The first was a friend of my crazy friend M., who she knows since childhood... A very nice lady named Marta who was very generous and welcoming, it really helped a lot to bring me out of the depressive funk I've been walking around in. What she has in common with me is, she moved to another country to be with the man she loved (as did I) but she broke up with him (as did I) afterwards and wound up alone. Just talking even for a short time with someone who'd had a similar experience helped a lot. Saturday night was really quite nice because it was M., Marta, and a friend of hers.

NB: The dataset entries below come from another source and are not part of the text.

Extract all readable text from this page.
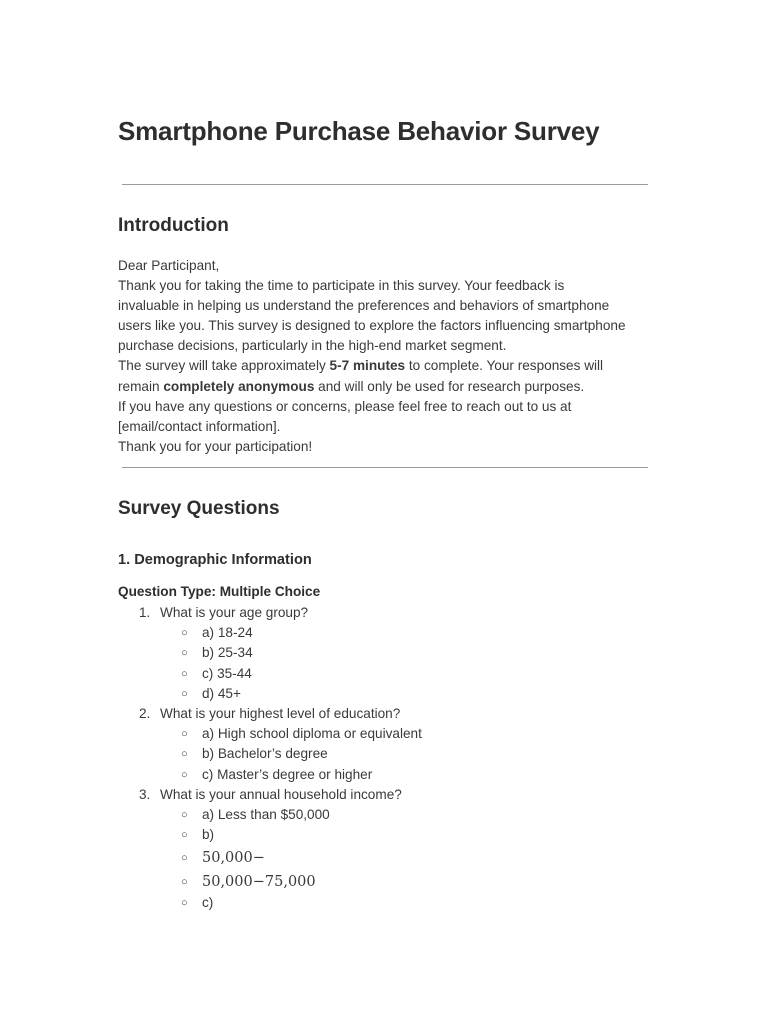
Smartphone Purchase Behavior Survey
Introduction
Dear Participant,
Thank you for taking the time to participate in this survey. Your feedback is
invaluable in helping us understand the preferences and behaviors of smartphone
users like you. This survey is designed to explore the factors influencing smartphone
purchase decisions, particularly in the high-end market segment.
The survey will take approximately 5-7 minutes to complete. Your responses will
remain completely anonymous and will only be used for research purposes.
If you have any questions or concerns, please feel free to reach out to us at
[email/contact information].
Thank you for your participation!
Survey Questions
1. Demographic Information
Question Type: Multiple Choice
1. What is your age group?
○ a) 18-24
○ b) 25-34
○ c) 35-44
○ d) 45+
2. What is your highest level of education?
○ a) High school diploma or equivalent
○ b) Bachelor’s degree
○ c) Master’s degree or higher
3. What is your annual household income?
○ a) Less than $50,000
○ b)
○ 50,000−
○ 50,000−75,000
○ c)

Marta's friend was interesting to talk with. M. and Marta both speak English, but her friend, nope. But I manage ok. It was kind of funny because Marta was going on about how there's little attention paid to animal welfare in this country (my take on that is, not for humans either!) and her friend said "Marta! Be careful what you tell him, he hasn't been her long and he might start thinking badly about our country!" I had a hard time not giggling at that. I mean, what ever could be here to cause people to think badly about the place?
But if Saturday night was like a ray of sunlight through the clouds, Sunday was positively blinding. I met someone who seems to be a lot like me in important ways. We spent nearly five hours just talking, about everything. I look forward to seeing him again.

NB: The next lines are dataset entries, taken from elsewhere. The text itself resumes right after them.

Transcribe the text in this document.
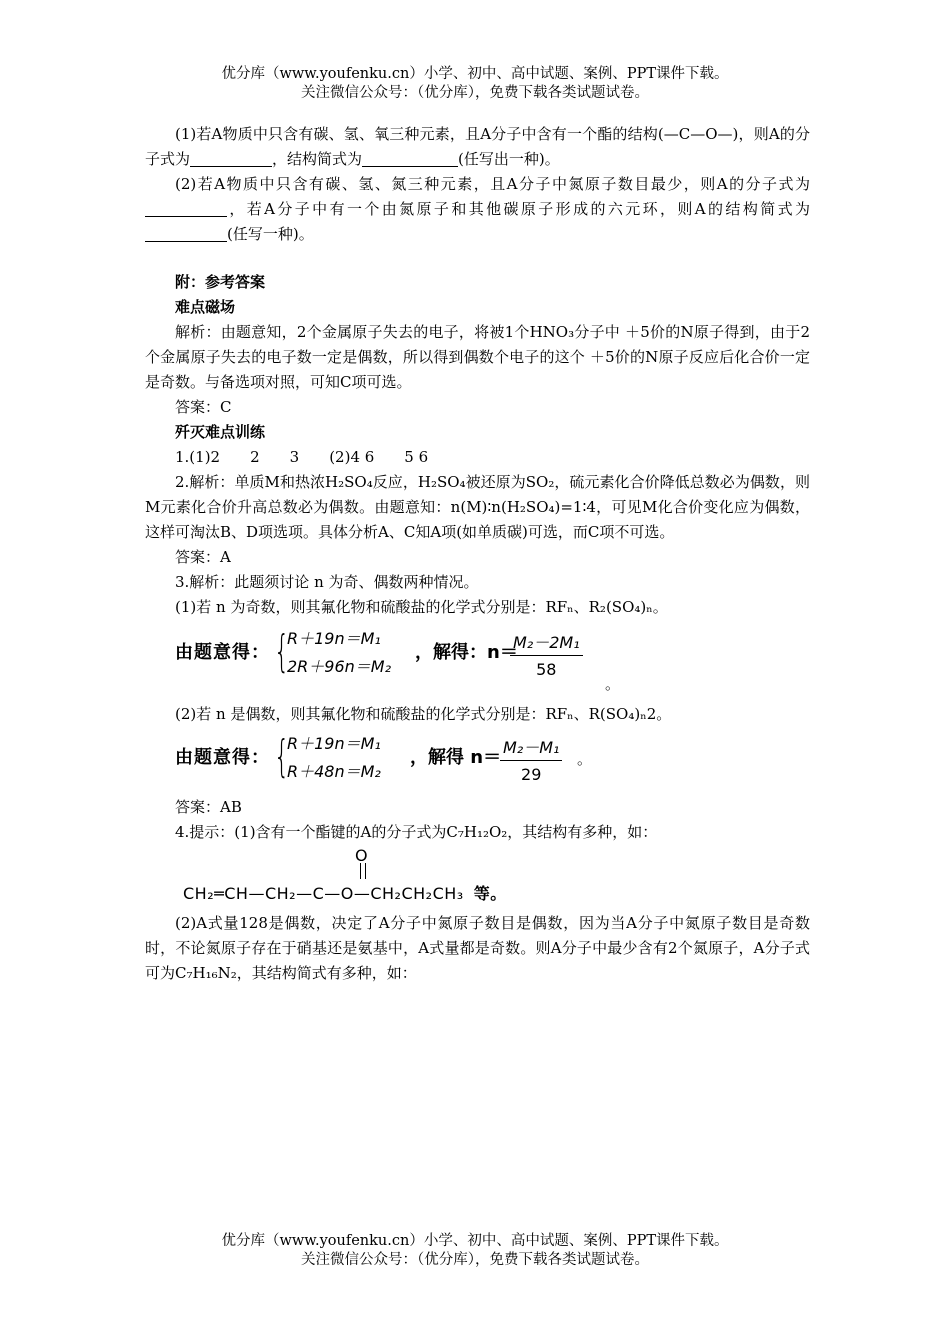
优分库（www.youfenku.cn）小学、初中、高中试题、案例、PPT课件下载。
关注微信公众号：（优分库），免费下载各类试题试卷。

(1)若A物质中只含有碳、氢、氧三种元素，且A分子中含有一个酯的结构(—C—O—)，则A的分子式为	，结构简式为	(任写出一种)。

(2)若A物质中只含有碳、氢、氮三种元素，且A分子中氮原子数目最少，则A的分子式为，若A分子中有一个由氮原子和其他碳原子形成的六元环，则A的结构简式为(任写一种)。

附：参考答案

难点磁场

解析：由题意知，2个金属原子失去的电子，将被1个HNO₃分子中 ＋5价的N原子得到，由于2个金属原子失去的电子数一定是偶数，所以得到偶数个电子的这个 ＋5价的N原子反应后化合价一定是奇数。与备选项对照，可知C项可选。

答案：C

歼灭难点训练

1.(1)2　　2　　3　　(2)4 6　　5 6

2.解析：单质M和热浓H₂SO₄反应，H₂SO₄被还原为SO₂，硫元素化合价降低总数必为偶数，则M元素化合价升高总数必为偶数。由题意知：n(M)∶n(H₂SO₄)=1∶4，可见M化合价变化应为偶数，这样可淘汰B、D项选项。具体分析A、C知A项(如单质碳)可选，而C项不可选。

答案：A

3.解析：此题须讨论 n 为奇、偶数两种情况。

(1)若 n 为奇数，则其氟化物和硫酸盐的化学式分别是：RFₙ、R₂(SO₄)ₙ。

由题意得： {
R＋19n＝M₁
2R＋96n＝M₂
，解得：n＝
$\frac{\text{M₂－2M₁}}{58}$
。

(2)若 n 是偶数，则其氟化物和硫酸盐的化学式分别是：RFₙ、R(SO₄)ₙ2。

由题意得： {
R＋19n＝M₁
R＋48n＝M₂
，解得 n＝
$\frac{\text{M₂－M₁}}{29}$ 。

答案：AB

4.提示：(1)含有一个酯键的A的分子式为C₇H₁₂O₂，其结构有多种，如：

O
CH₂═CH—CH₂—C—O—CH₂CH₂CH₃ 等。

(2)A式量128是偶数，决定了A分子中氮原子数目是偶数，因为当A分子中氮原子数目是奇数时，不论氮原子存在于硝基还是氨基中，A式量都是奇数。则A分子中最少含有2个氮原子，A分子式可为C₇H₁₆N₂，其结构简式有多种，如：

优分库（www.youfenku.cn）小学、初中、高中试题、案例、PPT课件下载。
关注微信公众号：（优分库），免费下载各类试题试卷。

An aspect of living here that has been frankly very daunting was my perceived lack of freedom to be somewhat open - gay's not real popular in this culture. Most of my native Uruguayan friends had basically summed it up as "nothing good can come of you being open about your personal life," so I wasn't. And being open doesn't have anything to do with mannerisms, its just the freedom to talk (or not) about who you spent the weekend with, without wondering if you should change pronouns or better yet not bring it up at all. It's diametrically opposite the way I lived in the USA, but I think I let myself get intimidated about that because I was using every ounce of my energy to just fight the day-to-day battle that is life. And meeting this guy Sunday, who doesn't give a damn what anyone thinks just the way I never gave a damn what anyone thought when I lived in the USA... that gave me the kick in the ass I needed to make the decision to write about that aspect of my life too.